I just got them memory for my new i7 system today, when i put it in the first time in all of the black slots it didn't post, but when i put them in the orange slots it did (after about 15-20 seconds). is this normal or do i have a bad board?

Thanks.


----------



## human_error (Jan 26, 2009)

FlclAdam12 said:


> I just got them memory for my new i7 system today, when i put it in the first time in all of the black slots it didn't post, but when i put them in the orange slots it did (after about 15-20 seconds). is this normal or do i have a bad board?
> 
> Thanks.



yep, thats expected you need to populate the orange slots first (it does say in the manual  )

##edit##
if you have p6t deluxe then there is a blue led under the ram which lights up to show there are no problems too, if there was a problem there would be no blue light.


----------



## FlclAdam12 (Jan 27, 2009)

Thanks!!  I got another question now, every time it boots it automatically goes into bios before it boots to windows. can i change this?
-update-
it used to say i had 5.99gb ram now it says i got 6.00, is this all normal?


----------



## human_error (Jan 27, 2009)

FlclAdam12 said:


> Thanks!!  I got another question now, every time it boots it automatically goes into bios before it boots to windows. can i change this?
> -update-
> it used to say i had 5.99gb ram now it says i got 6.00, is this all normal?

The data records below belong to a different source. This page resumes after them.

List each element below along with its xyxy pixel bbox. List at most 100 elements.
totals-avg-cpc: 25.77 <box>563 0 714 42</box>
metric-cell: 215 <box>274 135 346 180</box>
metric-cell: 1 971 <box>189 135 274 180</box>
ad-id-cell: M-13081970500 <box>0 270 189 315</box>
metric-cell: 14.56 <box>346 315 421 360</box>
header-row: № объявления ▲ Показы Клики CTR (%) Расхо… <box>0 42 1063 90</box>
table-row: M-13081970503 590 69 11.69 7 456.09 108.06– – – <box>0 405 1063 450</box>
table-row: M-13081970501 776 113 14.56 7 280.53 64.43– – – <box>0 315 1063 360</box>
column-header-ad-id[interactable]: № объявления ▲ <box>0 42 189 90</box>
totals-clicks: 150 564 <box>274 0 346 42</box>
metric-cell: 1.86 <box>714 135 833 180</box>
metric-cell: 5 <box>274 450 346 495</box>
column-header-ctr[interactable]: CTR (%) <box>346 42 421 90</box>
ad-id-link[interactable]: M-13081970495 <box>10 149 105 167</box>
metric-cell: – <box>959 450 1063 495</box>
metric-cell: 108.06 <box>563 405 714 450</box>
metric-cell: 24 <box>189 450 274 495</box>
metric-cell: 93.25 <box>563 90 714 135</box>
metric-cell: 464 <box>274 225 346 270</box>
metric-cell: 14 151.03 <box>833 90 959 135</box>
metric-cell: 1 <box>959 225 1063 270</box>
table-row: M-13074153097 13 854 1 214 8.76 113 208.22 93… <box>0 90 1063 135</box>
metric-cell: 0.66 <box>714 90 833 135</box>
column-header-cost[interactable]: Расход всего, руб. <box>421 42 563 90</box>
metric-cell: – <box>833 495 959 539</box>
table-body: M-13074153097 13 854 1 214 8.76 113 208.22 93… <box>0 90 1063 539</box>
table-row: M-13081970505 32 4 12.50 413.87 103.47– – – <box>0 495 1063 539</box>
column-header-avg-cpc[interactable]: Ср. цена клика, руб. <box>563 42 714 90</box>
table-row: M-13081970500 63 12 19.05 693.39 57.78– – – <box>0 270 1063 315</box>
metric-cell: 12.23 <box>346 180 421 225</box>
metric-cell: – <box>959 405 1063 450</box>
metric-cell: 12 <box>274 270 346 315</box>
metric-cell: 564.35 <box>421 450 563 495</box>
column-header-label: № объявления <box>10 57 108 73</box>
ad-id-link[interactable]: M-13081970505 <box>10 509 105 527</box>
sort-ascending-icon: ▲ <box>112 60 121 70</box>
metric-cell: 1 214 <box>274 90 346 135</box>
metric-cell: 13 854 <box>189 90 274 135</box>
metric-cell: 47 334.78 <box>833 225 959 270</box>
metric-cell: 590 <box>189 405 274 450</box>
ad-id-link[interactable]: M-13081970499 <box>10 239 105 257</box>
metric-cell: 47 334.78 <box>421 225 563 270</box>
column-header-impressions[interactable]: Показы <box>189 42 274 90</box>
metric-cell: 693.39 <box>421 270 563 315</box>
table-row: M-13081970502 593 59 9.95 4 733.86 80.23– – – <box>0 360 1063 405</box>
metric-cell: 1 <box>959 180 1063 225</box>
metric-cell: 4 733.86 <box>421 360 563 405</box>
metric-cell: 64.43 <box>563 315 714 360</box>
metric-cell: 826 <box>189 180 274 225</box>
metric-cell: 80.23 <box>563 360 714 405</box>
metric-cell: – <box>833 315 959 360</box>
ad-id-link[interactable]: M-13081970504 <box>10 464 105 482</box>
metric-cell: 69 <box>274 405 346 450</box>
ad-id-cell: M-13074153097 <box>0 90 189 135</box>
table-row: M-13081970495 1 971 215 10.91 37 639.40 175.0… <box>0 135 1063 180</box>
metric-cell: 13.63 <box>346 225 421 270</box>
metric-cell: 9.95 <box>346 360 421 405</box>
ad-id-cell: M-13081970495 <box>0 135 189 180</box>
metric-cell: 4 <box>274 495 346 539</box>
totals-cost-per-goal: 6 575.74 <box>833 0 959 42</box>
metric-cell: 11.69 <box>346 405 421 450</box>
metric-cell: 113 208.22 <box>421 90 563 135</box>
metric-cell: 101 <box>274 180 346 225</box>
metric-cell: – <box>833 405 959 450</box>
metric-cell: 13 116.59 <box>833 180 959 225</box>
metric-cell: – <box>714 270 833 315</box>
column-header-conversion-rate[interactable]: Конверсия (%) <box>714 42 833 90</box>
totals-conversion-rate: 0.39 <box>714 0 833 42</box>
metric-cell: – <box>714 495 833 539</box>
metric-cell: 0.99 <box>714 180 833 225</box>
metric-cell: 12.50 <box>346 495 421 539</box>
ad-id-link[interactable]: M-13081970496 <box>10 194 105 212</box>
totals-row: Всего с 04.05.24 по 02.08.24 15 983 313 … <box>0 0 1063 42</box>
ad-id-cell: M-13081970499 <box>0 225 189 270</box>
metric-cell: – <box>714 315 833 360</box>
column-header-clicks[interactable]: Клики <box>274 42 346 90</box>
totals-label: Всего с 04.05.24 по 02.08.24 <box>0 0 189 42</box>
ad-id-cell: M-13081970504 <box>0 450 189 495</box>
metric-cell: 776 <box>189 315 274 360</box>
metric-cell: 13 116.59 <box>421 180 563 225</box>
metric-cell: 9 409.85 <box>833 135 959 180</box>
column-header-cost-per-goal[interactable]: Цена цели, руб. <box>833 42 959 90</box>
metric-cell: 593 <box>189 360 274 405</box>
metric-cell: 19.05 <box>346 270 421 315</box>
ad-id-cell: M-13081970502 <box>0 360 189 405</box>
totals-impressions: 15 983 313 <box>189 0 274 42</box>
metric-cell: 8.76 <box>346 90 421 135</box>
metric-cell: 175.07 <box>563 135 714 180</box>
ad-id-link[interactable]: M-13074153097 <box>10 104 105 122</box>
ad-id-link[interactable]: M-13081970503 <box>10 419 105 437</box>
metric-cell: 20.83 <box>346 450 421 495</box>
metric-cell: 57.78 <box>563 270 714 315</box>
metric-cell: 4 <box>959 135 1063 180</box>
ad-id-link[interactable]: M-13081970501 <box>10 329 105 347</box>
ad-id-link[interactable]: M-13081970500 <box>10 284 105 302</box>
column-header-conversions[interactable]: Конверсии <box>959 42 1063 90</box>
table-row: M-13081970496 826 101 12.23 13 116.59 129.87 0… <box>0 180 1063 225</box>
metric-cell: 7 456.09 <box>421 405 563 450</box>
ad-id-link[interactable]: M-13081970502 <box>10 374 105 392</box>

When you say it goes into bios do you mean that it goes into the expressgate which is a mini-os with a web browser etc, or do you actually mean the proper bios? (you can disable expressgate but i've not seen a load bios on startup option (nor does my board boot to bios). If you have ide drives or sas drives plugged into the motherboard then it will need to load marvell controllers first, which looks like it could be loading the bios but then doesn't (you can disable the sas controller if you don't have sas hard drives and you can disable the ide controller if you don't have ide drives to reduce the bootup time from within the bios).

The 6gb ram reading seems normal to me (as would 5.99gb, it wouldn't worry me if it said either), you may want to get the latest bios for your motherboard from asus (www.asus.com, select your country, and be sure to select your actual motherboard, not just a general p6t).


----------



## FlclAdam12 (Jan 28, 2009)

I got the bios setup thing figured out but it is still switching between 5.99 and 6.00 gb of ram and i have the latest bios, but as long as that's not a problem then i won't worry.

Thank You.


----------



## Ferrymen (Feb 25, 2009)

i cant run triple channel at all. if i insert all 3 of them rams my pc wont post at all(even if i slot it in all the orange slots). but if i remove one it works fine. i need help.


----------